The media narrative in the UK, however, is not characterised by rational analysis or balanced judgement. The sort of spluttering rage you get from Simon Tisdall in the Observer is more characteristic;. “Of course the Russians did it…Only this malevolent Kremlin regime would wilfully inflict human and environmental havoc on so vast a scale…That’s what they do, these mobsters.” The sound of a man shouting down his own doubts because, as he admits “It’s impossible to prove at this point.” Obviously also a man with no memory of the 4.5 million people killed by the “War on Terror”, nor the far greater environmental destruction in Iraq inflicted by us and our US allies nor, more recently Yemen, thanks partly to the expert training provided by the RAF and RN to their Saudi counterparts; not to mention the after sales service provided by BAE systems making sure that their missiles were accurately targeted.

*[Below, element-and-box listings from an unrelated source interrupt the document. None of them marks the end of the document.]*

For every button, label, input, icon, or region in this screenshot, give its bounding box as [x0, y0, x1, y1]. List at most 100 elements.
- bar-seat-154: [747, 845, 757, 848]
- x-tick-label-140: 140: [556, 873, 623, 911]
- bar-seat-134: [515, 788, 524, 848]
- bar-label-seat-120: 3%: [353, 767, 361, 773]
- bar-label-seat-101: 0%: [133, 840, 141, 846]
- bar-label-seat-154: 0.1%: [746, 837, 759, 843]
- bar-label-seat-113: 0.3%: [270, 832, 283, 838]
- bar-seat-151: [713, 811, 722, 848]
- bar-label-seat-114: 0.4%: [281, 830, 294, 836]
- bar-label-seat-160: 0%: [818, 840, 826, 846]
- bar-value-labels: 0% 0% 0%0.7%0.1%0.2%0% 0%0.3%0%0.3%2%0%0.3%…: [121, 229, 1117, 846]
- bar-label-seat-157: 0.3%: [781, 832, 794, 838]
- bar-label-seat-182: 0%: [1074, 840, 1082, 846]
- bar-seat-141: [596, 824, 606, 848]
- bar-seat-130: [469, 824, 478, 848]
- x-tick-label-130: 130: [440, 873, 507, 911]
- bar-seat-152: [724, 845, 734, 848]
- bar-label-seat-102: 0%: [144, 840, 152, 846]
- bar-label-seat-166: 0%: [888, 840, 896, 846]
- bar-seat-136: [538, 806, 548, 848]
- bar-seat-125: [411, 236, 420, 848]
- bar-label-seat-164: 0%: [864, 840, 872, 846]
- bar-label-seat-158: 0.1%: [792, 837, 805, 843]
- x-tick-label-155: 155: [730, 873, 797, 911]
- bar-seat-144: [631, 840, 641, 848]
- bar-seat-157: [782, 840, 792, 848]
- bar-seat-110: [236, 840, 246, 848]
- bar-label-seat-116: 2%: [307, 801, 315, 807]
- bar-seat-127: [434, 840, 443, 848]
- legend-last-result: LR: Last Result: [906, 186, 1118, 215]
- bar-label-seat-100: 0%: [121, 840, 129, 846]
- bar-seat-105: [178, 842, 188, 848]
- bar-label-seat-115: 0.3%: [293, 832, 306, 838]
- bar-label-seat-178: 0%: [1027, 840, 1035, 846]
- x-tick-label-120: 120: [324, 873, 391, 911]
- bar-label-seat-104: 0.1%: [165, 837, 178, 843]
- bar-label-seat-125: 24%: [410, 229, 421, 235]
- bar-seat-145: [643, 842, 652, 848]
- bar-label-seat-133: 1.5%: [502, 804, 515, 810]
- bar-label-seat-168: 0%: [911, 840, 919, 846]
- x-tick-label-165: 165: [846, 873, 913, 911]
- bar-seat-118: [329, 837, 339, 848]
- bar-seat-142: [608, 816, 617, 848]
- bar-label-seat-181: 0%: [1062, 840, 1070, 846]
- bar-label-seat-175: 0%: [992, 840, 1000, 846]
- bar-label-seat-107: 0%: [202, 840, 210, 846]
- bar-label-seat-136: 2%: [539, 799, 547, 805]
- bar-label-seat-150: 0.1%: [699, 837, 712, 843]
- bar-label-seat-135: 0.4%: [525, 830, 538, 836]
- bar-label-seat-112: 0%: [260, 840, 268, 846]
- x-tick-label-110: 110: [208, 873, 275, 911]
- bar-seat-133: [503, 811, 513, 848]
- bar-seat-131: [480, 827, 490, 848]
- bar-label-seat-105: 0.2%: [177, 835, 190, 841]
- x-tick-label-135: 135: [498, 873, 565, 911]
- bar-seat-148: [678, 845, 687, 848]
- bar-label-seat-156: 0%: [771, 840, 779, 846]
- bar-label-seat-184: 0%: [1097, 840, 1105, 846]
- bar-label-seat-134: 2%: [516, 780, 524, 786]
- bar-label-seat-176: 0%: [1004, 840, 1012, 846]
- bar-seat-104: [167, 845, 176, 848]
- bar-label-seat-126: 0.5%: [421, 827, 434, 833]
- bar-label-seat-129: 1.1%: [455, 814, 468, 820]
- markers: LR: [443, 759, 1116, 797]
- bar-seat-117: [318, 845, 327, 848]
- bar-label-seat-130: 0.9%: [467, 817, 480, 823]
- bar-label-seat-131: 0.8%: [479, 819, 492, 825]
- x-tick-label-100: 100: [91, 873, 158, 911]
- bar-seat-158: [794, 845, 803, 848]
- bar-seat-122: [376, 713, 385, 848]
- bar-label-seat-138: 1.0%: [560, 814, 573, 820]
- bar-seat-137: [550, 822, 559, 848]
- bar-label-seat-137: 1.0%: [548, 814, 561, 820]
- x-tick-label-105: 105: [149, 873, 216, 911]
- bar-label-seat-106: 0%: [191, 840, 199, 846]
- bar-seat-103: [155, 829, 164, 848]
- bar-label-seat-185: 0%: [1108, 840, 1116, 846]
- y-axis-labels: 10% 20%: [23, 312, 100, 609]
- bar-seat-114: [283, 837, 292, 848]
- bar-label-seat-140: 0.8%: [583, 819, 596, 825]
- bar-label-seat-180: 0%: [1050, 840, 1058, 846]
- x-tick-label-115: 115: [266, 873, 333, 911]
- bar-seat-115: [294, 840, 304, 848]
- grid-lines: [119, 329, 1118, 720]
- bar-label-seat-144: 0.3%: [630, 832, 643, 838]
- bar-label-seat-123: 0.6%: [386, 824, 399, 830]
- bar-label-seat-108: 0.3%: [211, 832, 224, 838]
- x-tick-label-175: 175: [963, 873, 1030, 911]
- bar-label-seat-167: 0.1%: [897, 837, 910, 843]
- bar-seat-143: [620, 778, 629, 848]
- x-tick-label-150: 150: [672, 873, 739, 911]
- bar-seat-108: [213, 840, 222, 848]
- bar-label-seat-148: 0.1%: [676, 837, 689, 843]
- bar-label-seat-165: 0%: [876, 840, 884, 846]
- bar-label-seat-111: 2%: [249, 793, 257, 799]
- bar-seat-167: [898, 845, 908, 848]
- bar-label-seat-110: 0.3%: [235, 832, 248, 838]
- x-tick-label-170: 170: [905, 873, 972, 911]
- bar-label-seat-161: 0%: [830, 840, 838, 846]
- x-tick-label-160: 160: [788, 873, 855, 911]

That’s why the argument on Open Democracy that “it is not enough to just lobby against fossil fuel extraction; we must recognise that the end of Russian imperialism is key to the struggle for climate justice” is so disoriented. It lets the the US and its allies, the world’s dominant imperialism, with the biggest military carbon boot print, completely off the hook to such a degree that it lines up behind its war aims. Anyone who thinks that the route away from the environmental damage caused by this war is via a Ukrainian/NATO victory has lost touch with reality; both in the concrete practical terms of the enormous human and environmental damage that would be required to secure one, and the horrendous consequences for the world of a triumphant retooled US alliance seeking to partition the Russian Federation, take charge of its fossil fuel reserves, really get stuck into oil and gas extraction in the Arctic, and get ready for the war in the South China Sea they’ve been pushing for; with Taiwan as the same sort of sacrificial victim that Ukraine has been.
Taking this stance would also sever links with movements and governments in the Global South; where people who have been on the receiving end of the US imperial system for decades see through its pretensions and fear its ambitions. It would be a disastrous course for the climate movement in the Global North to take. This is particularly in the context of governments like the UK cutting its commitment to global climate finance citing, among other things, “the costs of including help for Ukraine being included in the aid budget.”
Instead of becoming partisans of either side in this war, or any other, whatever our individual views, the climate movement here should stand for an end to the war, oppose militarisation, and campaign to get the global military boot print fully included in the Paris process, with a target to measure, monitor and cut it as fast as possible.
Post script. * The International Atomic Energy Agency has now confirmed that there are no Russian explosives set on the power station.